Laurent, la quarantaine, Lutte Ouvrière. « Celui qui m’a marqué, c’est le 1er mai 2002, avec une énorme manif Place de la République à Paris. Toute la gauche avait appelé à voter pour Chirac, et nous à Lutte Ouvrière on était bien seuls, parce qu'on renvoyait dos à dos Le Pen, l'ennemi mortel des travailleurs, et Chirac, l'ami des patrons. On était les seuls à avoir refusé d'appeler à voter Chirac, mais on est fiers de cette position. Il y a beaucoup de gens qui nous ont dit quelques années après : je me suis fait avoir, vous aviez bien raison. Le 1er mai, ce n'est pas un jour de manifestation comme les autres. Le 1er mai, c'est lié fondamentalement à l'histoire du mouvement ouvrier, au massacre de Haymarket aux États-Unis en 1886, quand les flics ont tiré et ont fait des morts parmi les anarchistes de Chicago. Donc ça a toujours été une journée de lutte pour la défense de la fierté de la classe ouvrière ».


Charles Casabianca, CGT. « Beaucoup de défilés m’ont marqué mais je mettrais peut-être en 1er celui qui a suivi la lutte pour la prime d'insularité où nous étions très nombreux dans la rue. Le 1er mai, c'est une journée historique avec une revendication qui est partie de Chicago et arrivée en France 15 ans après. Cette journée doit rester une journée revendicative et bien entendu, qu'elle donne le la de l'action sociale à mener dans l'année »
François Giudicelli, UNSA : « Il n'y a pas vraiment de 1er mai qui m'ait marqué plus qu’un autre. Ce sont en fait tous les 1ers mai, car il y a toujours quelque chose de nouveau et d'original. Cette année on part un peu chacun de son côté, mais on arrive quand même à faire des trucs intersyndicaux. Ce 1er mai 2026, c’est l’augmentation du gaz, des carburants, des augmentations à tous les niveaux et des soucis, bien sûr. Un 1er mai qu'on veut annuler. Mais on ne laissera pas faire ».
Christophe Bertin, FO : « Le 1er mai qui m’a marqué, c'est celui pendant la réforme des retraites. De grandes manifestations où là, les salariés étaient mobilisés, se sentaient impliqués. Aujourd'hui la mobilisation y est toujours mais beaucoup plus faible. C'est dommage, mais c'est un grand week-end, il fait beau, les salariés ont des priorités en famille. La faible mobilisation s'explique comme ça. Mais c'est vrai que depuis un moment on n'est plus en mobilisation parce que c'est le calme plat, entre guillemets, à part sur l'agression qu'on a subie pour notre 1er mai. Mais il y a une mobilisation quand même car c’est une journée très importante pour les syndicats et pour tous les salariés, pour les travailleuses, les travailleurs. C'est un symbole fort, c'est un symbole de nos luttes, de nos combats »
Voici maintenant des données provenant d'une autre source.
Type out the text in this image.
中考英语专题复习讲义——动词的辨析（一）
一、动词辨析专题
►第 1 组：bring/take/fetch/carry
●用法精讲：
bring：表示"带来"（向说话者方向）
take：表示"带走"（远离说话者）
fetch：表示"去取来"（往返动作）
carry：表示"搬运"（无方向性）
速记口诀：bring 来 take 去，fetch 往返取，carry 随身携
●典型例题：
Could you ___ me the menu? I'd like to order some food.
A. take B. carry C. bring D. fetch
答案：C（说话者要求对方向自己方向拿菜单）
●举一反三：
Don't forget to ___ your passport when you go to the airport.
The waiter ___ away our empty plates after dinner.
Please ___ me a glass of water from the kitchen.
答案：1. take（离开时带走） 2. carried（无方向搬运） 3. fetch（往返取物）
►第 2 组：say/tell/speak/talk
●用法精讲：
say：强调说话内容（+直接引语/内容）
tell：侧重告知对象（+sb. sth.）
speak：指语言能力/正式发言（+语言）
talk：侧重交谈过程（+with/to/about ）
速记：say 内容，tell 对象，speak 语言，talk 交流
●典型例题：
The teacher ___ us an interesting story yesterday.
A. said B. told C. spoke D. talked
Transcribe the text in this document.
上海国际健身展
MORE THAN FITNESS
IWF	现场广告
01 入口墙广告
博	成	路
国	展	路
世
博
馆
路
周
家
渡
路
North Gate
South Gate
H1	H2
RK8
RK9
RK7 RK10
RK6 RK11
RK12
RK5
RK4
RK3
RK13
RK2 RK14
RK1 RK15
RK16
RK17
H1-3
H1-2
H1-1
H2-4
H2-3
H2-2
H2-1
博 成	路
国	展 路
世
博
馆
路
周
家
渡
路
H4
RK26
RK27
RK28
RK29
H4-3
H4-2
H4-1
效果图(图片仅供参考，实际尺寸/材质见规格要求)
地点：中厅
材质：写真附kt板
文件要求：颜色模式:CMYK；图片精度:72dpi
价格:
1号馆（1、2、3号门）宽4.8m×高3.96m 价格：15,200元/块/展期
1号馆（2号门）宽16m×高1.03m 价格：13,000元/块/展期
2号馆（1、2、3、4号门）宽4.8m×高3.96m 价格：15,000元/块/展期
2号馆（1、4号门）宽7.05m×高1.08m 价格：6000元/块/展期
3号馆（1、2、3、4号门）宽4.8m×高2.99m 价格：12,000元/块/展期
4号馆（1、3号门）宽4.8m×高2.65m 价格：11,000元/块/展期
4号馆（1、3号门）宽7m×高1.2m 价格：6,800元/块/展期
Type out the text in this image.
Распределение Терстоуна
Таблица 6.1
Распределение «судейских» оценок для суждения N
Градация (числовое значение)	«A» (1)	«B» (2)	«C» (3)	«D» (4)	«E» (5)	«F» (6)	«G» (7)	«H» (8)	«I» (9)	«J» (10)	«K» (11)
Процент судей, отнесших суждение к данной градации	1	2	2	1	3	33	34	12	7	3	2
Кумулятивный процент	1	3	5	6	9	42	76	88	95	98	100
Martine, retraitée : « Celui qui m’a un peu plus marqué, c'est celui d’il y a 3-4 ans car on était extrêmement nombreux à défiler. On était parti du palais de justice et on a mis des heures à arriver à la préfecture. Aujourd'hui on sent que la mobilisation est moindre, mais on doit toujours se méfier des interprétations ».